ROBERT BLENDON: We're in a period of distrust of government in general. If we substituted the FBI for the CDC, it would not do a lot better.

SIMMONS-DUFFIN: That's Robert Blendon, emeritus professor at the Harvard Chan School, who oversaw the survey. So there's a context of mistrust in government. And maybe you're thinking this is just about public health at the federal level. Maybe people are more likely to really trust their local or state health department.

BLENDON: And even then, the state is 41% and a third said they don't trust the data from the state health department.

SIMMONS-DUFFIN: Trust in public health during a pandemic is incredibly high stakes. Public health measures and restrictions can't work if the community doesn't believe they're reliable and defies them. Without that trust...

BLENDON: You can't ask people to change their lives, take preventions, take vaccines.

SIMMONS-DUFFIN: That's true for Wallace, the survey respondent.

WALLACE: As far as the vaccination, I'm not going to get it, not until it's been approved.

SIMMONS-DUFFIN: When a vaccine has full FDA approval, she says she'll get it. This mistrust is not really surprising. There have been plenty of missteps throughout the year due to everything from political interference to incomplete information to shoddy messaging. One person who's frustrated by all of this is Maine Senator Susan Collins.


SUSAN COLLINS: I used to have the utmost respect for the guidance from the CDC. I always considered the CDC to be the gold standard. I don't anymore.

SIMMONS-DUFFIN: That was Collins confronting CDC Director Rochelle Walensky at a congressional hearing earlier this week. She cited CDC's guidance on school reopening, mask wearing and summer camps. Walensky aggressively defended her agency and its guidance point by point.


ROCHELLE WALENSKY: For our school guidance, we did that with 50 different stakeholders - over 50 actually. I personally engaged with both parents and teachers.

SIMMONS-DUFFIN: Walenskey was appointed by Democratic President Joe Biden. Collins is a Republican. The political divide that has defined this pandemic response was in full evidence in the results of this poll - 27% of Republicans greatly trust CDC compared to 76% of Democrats. Blendon from Harvard says that's concerning.

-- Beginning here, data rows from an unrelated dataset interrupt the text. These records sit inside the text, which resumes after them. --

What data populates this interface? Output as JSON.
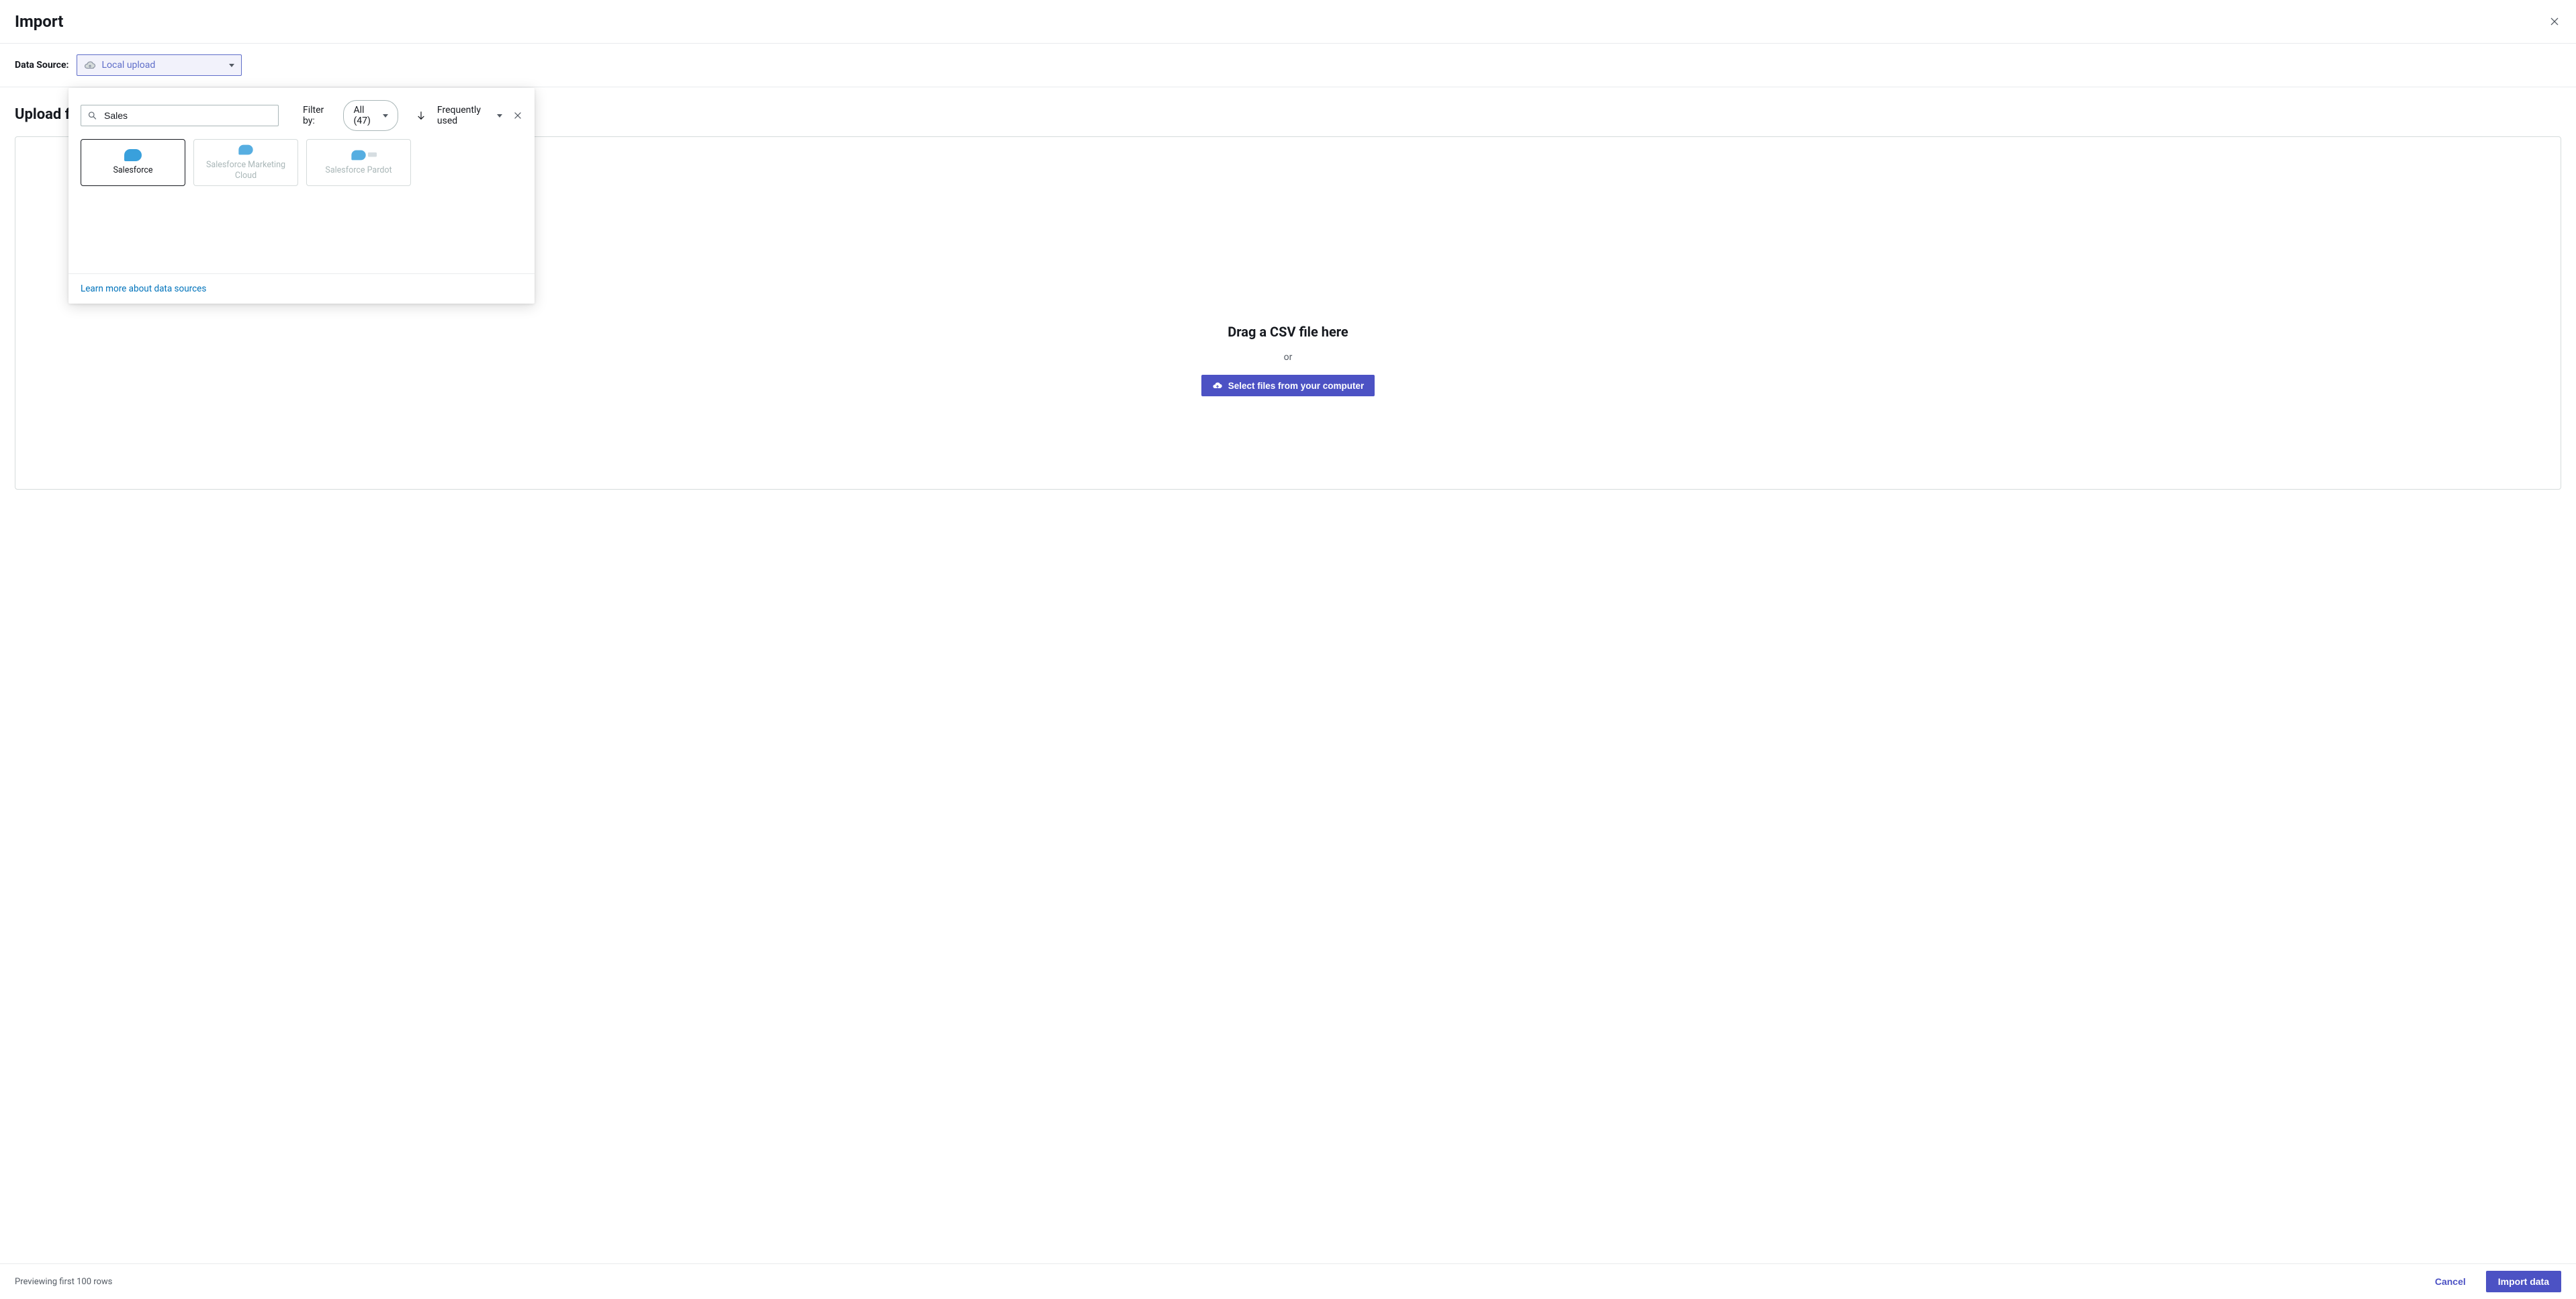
{
  "header": {
    "title": "Import"
  },
  "data_source": {
    "label": "Data Source:",
    "selected": "Local upload"
  },
  "dropdown": {
    "search_value": "Sales",
    "filter_label": "Filter by:",
    "filter_value": "All (47)",
    "sort_value": "Frequently used",
    "cards": [
      {
        "label": "Salesforce",
        "highlight": true
      },
      {
        "label": "Salesforce Marketing Cloud",
        "disabled": true
      },
      {
        "label": "Salesforce Pardot",
        "disabled": true
      }
    ],
    "learn_more": "Learn more about data sources"
  },
  "upload": {
    "section_title": "Upload file",
    "drag_label": "Drag a CSV file here",
    "or_label": "or",
    "select_button": "Select files from your computer"
  },
  "footer": {
    "preview_note": "Previewing first 100 rows",
    "cancel": "Cancel",
    "import": "Import data"
  }
}
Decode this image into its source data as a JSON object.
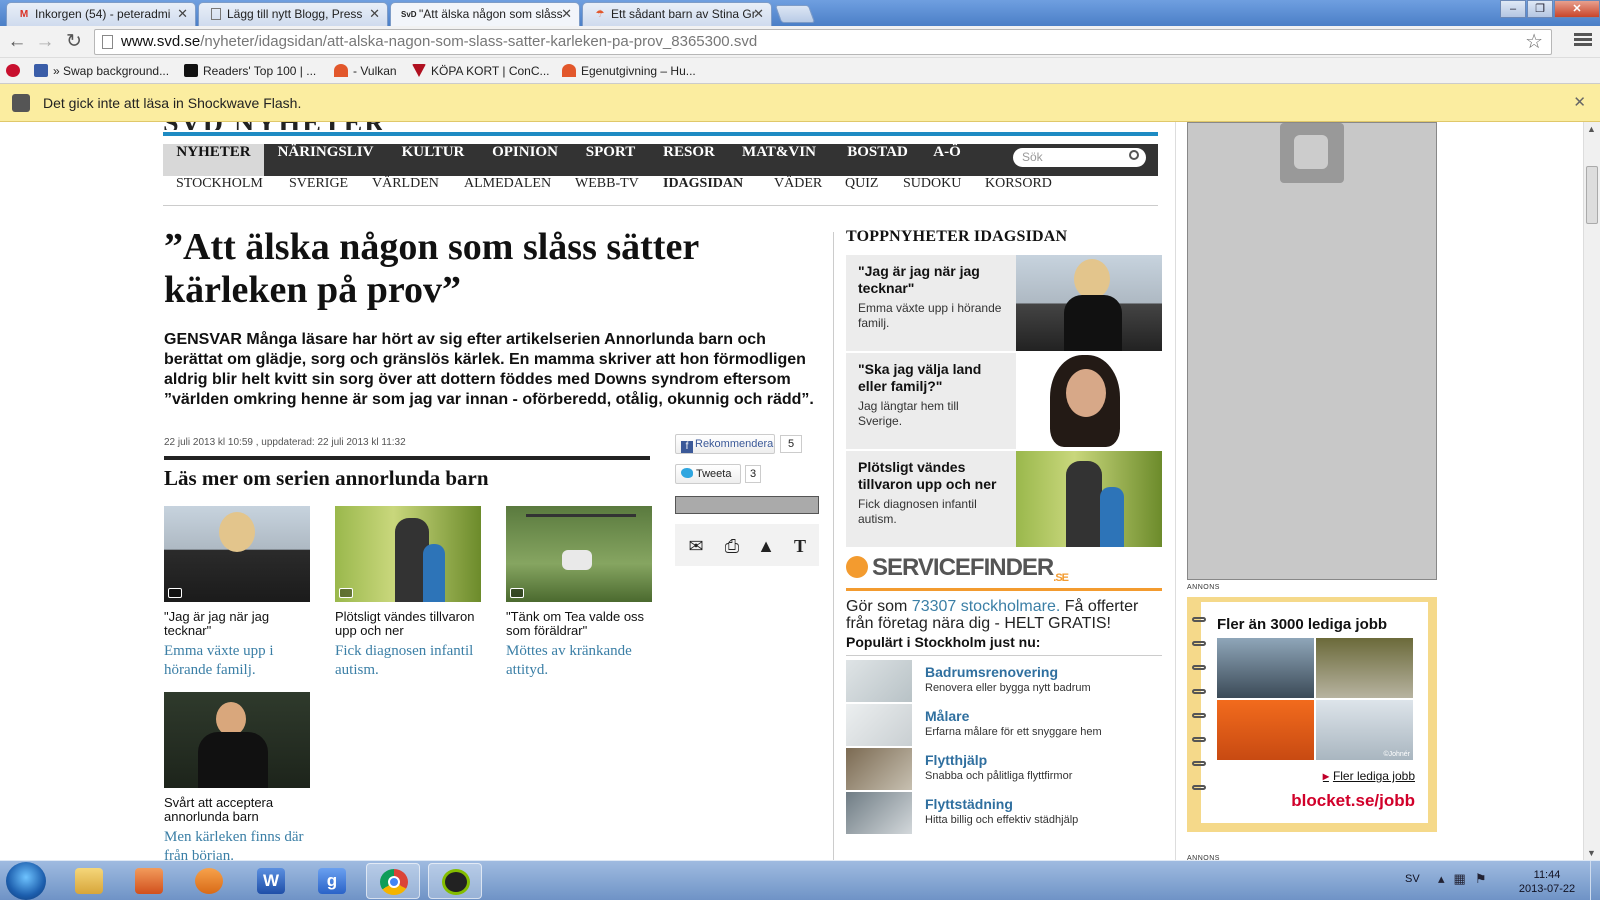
{
  "browser": {
    "tabs": [
      {
        "title": "Inkorgen (54) - peteradmi",
        "icon": "gmail-icon",
        "color": "#d93025"
      },
      {
        "title": "Lägg till nytt Blogg, Press",
        "icon": "page-icon",
        "color": "#777777"
      },
      {
        "title": "\"Att älska någon som slåss",
        "icon": "svd-icon",
        "color": "#111111",
        "active": true,
        "icon_text": "SvD"
      },
      {
        "title": "Ett sådant barn av Stina Gr",
        "icon": "blog-icon",
        "color": "#e2572b"
      }
    ],
    "url_domain": "www.svd.se",
    "url_path": "/nyheter/idagsidan/att-alska-nagon-som-slass-satter-karleken-pa-prov_8365300.svd",
    "bookmarks": [
      {
        "label": "» Swap background...",
        "icon": "swap-icon"
      },
      {
        "label": "Readers' Top 100 | ...",
        "icon": "bm-icon"
      },
      {
        "label": "- Vulkan",
        "icon": "vulkan-icon"
      },
      {
        "label": "KÖPA KORT | ConC...",
        "icon": "kort-icon"
      },
      {
        "label": "Egenutgivning – Hu...",
        "icon": "egen-icon"
      }
    ],
    "infobar_message": "Det gick inte att läsa in Shockwave Flash."
  },
  "site": {
    "logo_fragment": "SVD NYHETER",
    "main_nav": [
      "NYHETER",
      "NÄRINGSLIV",
      "KULTUR",
      "OPINION",
      "SPORT",
      "RESOR",
      "MAT&VIN",
      "BOSTAD",
      "A-Ö"
    ],
    "main_nav_active": "NYHETER",
    "search_placeholder": "Sök",
    "sub_nav": [
      "STOCKHOLM",
      "SVERIGE",
      "VÄRLDEN",
      "ALMEDALEN",
      "WEBB-TV",
      "IDAGSIDAN",
      "VÄDER",
      "QUIZ",
      "SUDOKU",
      "KORSORD"
    ],
    "sub_nav_active": "IDAGSIDAN",
    "brand_blue": "#1e8bc3"
  },
  "article": {
    "headline": "”Att älska någon som slåss sätter kärleken på prov”",
    "lead": "GENSVAR Många läsare har hört av sig efter artikelserien Annorlunda barn och berättat om glädje, sorg och gränslös kärlek. En mamma skriver att hon förmodligen aldrig blir helt kvitt sin sorg över att dottern föddes med Downs syndrom eftersom ”världen omkring henne är som jag var innan - oförberedd, otålig, okunnig och rädd”.",
    "dateline": "22 juli 2013 kl 10:59 , uppdaterad: 22 juli 2013 kl 11:32",
    "readmore_title": "Läs mer om serien annorlunda barn",
    "related": [
      {
        "title": "\"Jag är jag när jag tecknar\"",
        "link": "Emma växte upp i hörande familj."
      },
      {
        "title": "Plötsligt vändes tillvaron upp och ner",
        "link": "Fick diagnosen infantil autism."
      },
      {
        "title": "\"Tänk om Tea valde oss som föräldrar\"",
        "link": "Möttes av kränkande attityd."
      },
      {
        "title": "Svårt att acceptera annorlunda barn",
        "link": "Men kärleken finns där från början."
      }
    ],
    "share": {
      "facebook_label": "Rekommendera",
      "facebook_count": "5",
      "twitter_label": "Tweeta",
      "twitter_count": "3"
    }
  },
  "top_news": {
    "title": "TOPPNYHETER IDAGSIDAN",
    "items": [
      {
        "headline": "\"Jag är jag när jag tecknar\"",
        "summary": "Emma växte upp i hörande familj."
      },
      {
        "headline": "\"Ska jag välja land eller familj?\"",
        "summary": "Jag längtar hem till Sverige."
      },
      {
        "headline": "Plötsligt vändes tillvaron upp och ner",
        "summary": "Fick diagnosen infantil autism."
      }
    ]
  },
  "servicefinder": {
    "logo": "SERVICEFINDER",
    "logo_suffix": ".SE",
    "text_before": "Gör som ",
    "text_link": "73307 stockholmare.",
    "text_after": " Få offerter från företag nära dig - HELT GRATIS!",
    "popular_title": "Populärt i Stockholm just nu:",
    "items": [
      {
        "title": "Badrumsrenovering",
        "desc": "Renovera eller bygga nytt badrum"
      },
      {
        "title": "Målare",
        "desc": "Erfarna målare för ett snyggare hem"
      },
      {
        "title": "Flytthjälp",
        "desc": "Snabba och pålitliga flyttfirmor"
      },
      {
        "title": "Flyttstädning",
        "desc": "Hitta billig och effektiv städhjälp"
      }
    ],
    "accent": "#f39b2f"
  },
  "ads": {
    "annons_label": "ANNONS",
    "blocket_title": "Fler än 3000 lediga jobb",
    "blocket_link": "Fler lediga jobb",
    "blocket_logo": "blocket.se/jobb",
    "photo_credit": "©Johnér"
  },
  "taskbar": {
    "language": "SV",
    "time": "11:44",
    "date": "2013-07-22",
    "apps": [
      {
        "name": "explorer-icon",
        "label": ""
      },
      {
        "name": "paint-icon",
        "label": ""
      },
      {
        "name": "media-player-icon",
        "label": ""
      },
      {
        "name": "word-icon",
        "label": "W"
      },
      {
        "name": "google-icon",
        "label": "g"
      },
      {
        "name": "chrome-icon",
        "label": ""
      },
      {
        "name": "spotify-icon",
        "label": ""
      }
    ]
  }
}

BLENDON: I don't ever remember other epidemics which were so politicized where party leaders had different views of what it is.

SIMMONS-DUFFIN: This poll doesn't dig into the reasons why respondents don't trust public health agencies or what could be done to regain their trust. That's critical for health officials to figure out, Blendon says, both as a means to navigate the country through the end of this pandemic and to prepare for the next one. Selena Simmons-Duffin, NPR News.